Closed mlearning closed 7 years ago
I can answer the second question here: one of the focuses of this paper is to do semi-supervised learning, which deals with the situation where we have a combination of labeled and unlabeled images (usually far fewer labeled than unlabeled).
Thanks you for answering my 2nd question!
Over the past weekend I was trying both the STL model and the inception v3 on the STL-100 dataset. I tried visit_weight between 0 and 0.25, sup_per_batch from 10 to 100, unsub_batch_size from 100 to 2000, got maximum of 65% of accuracy during evaluation. I used learning rate decay from 1e-4 to 1e-6 every 10,000 steps. Could you point me to a direction on which parameters I should focus on tuning?
This should converge to 81% test accuracy after 1M iterations (12h): visit_weight = 0.0 augmentation = true
I used 20 worker_replicas and 7 ps_tasks for asynchronous training.

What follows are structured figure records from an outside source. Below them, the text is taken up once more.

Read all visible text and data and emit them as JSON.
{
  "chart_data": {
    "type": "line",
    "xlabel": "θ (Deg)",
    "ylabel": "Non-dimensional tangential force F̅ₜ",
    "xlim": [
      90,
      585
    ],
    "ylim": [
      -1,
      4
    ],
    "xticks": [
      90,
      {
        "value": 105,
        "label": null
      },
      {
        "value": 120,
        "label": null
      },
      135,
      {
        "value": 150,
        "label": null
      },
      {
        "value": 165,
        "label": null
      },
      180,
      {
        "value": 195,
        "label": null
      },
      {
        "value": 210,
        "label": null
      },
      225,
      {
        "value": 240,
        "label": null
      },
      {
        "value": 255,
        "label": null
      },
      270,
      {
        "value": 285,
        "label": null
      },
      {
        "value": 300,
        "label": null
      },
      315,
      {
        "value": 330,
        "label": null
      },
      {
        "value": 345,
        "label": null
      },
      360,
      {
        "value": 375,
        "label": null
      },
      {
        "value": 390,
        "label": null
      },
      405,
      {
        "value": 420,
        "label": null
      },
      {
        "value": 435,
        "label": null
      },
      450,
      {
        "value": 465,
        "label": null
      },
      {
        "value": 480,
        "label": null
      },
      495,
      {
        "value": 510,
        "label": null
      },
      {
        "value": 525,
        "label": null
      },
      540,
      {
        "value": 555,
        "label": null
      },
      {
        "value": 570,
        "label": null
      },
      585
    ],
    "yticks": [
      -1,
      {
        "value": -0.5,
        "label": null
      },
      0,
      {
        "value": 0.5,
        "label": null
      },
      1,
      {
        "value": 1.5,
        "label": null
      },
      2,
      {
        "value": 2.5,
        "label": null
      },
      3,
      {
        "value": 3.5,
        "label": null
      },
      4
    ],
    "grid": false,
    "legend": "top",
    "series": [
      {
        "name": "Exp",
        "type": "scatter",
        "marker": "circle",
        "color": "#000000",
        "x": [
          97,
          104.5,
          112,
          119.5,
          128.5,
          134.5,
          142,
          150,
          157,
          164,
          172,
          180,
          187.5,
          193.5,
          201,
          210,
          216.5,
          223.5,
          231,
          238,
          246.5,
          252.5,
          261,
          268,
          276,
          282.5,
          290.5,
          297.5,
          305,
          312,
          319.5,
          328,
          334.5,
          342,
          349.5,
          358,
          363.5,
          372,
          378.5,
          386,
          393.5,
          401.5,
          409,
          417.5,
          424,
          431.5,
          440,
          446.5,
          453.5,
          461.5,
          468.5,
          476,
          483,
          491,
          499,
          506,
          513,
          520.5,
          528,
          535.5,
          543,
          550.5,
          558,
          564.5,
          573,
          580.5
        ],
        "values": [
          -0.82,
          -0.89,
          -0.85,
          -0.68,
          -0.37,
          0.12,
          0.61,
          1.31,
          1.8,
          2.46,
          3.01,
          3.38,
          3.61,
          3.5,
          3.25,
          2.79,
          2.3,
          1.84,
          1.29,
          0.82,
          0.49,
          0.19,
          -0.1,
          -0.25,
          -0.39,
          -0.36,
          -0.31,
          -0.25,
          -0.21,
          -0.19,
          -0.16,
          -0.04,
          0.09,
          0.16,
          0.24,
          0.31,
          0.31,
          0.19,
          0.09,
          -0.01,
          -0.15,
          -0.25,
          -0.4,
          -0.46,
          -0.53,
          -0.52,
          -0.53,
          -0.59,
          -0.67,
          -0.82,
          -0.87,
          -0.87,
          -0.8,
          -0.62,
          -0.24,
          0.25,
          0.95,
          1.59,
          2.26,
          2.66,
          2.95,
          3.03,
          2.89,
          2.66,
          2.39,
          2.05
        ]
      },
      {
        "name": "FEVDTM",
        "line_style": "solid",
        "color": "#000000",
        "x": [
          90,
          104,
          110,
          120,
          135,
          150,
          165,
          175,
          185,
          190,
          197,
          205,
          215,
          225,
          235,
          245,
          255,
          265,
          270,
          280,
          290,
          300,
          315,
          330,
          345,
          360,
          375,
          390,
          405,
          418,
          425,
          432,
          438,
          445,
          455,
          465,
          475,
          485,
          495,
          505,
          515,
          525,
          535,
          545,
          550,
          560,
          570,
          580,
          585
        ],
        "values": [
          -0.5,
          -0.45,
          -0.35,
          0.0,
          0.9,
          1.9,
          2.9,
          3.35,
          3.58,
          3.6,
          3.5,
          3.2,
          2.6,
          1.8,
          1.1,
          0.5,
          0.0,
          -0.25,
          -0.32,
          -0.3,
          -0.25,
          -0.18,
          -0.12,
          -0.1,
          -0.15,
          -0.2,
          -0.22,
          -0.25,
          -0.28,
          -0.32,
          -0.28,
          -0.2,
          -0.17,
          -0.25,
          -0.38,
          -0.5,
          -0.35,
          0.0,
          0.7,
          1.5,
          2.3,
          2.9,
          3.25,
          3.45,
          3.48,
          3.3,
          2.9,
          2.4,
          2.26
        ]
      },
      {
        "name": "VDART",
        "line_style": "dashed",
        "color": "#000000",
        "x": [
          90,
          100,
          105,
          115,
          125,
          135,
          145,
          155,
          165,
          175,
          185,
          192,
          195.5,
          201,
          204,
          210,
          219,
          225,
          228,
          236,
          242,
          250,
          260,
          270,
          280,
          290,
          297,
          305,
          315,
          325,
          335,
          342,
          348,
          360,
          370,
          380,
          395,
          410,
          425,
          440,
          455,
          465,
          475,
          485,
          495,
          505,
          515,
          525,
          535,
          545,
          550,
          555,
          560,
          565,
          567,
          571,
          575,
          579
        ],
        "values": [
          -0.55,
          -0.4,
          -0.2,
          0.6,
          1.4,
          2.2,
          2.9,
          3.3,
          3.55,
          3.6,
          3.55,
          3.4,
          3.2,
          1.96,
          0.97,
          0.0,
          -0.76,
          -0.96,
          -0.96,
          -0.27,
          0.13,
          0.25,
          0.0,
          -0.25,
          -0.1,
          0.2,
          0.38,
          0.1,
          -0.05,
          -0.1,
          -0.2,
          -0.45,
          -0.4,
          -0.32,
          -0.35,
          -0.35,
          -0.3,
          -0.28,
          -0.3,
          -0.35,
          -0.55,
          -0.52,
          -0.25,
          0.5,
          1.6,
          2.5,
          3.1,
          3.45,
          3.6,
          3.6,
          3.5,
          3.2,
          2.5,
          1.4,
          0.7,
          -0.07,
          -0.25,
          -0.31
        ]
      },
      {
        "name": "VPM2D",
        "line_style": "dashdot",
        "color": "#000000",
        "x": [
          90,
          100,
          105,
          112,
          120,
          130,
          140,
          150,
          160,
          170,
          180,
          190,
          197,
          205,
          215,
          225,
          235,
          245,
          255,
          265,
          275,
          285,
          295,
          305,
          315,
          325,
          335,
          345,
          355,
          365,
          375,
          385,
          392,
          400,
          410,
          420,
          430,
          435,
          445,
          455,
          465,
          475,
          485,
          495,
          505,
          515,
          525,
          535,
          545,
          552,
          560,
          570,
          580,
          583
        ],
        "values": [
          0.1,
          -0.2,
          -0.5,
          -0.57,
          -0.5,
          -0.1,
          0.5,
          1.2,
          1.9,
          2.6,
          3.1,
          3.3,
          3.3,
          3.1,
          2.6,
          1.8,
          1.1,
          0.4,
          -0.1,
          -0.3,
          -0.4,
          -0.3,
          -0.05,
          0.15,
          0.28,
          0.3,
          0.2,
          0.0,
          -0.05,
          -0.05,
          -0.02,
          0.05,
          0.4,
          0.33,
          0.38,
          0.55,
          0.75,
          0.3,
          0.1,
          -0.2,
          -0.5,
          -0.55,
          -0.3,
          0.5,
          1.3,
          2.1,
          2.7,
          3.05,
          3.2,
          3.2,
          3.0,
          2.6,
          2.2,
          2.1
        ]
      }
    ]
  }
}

The initial learning rate was 1e-5 and decayed to 6e-6 and 1e-6 after 300000 and 1000000 steps, respectively.
Hi,
Would you mind sharing your full list of hyper parameters for producing STL-10 data set result as shown in the paper? I was far from reproducing the result after tweaking a few parameters here and there as being used in other data sets.
And one more question: in the paper it was mentioned that you used only 100 images per label. May I know whether there is a particular reason why you don't take advantage of all the labelled images available?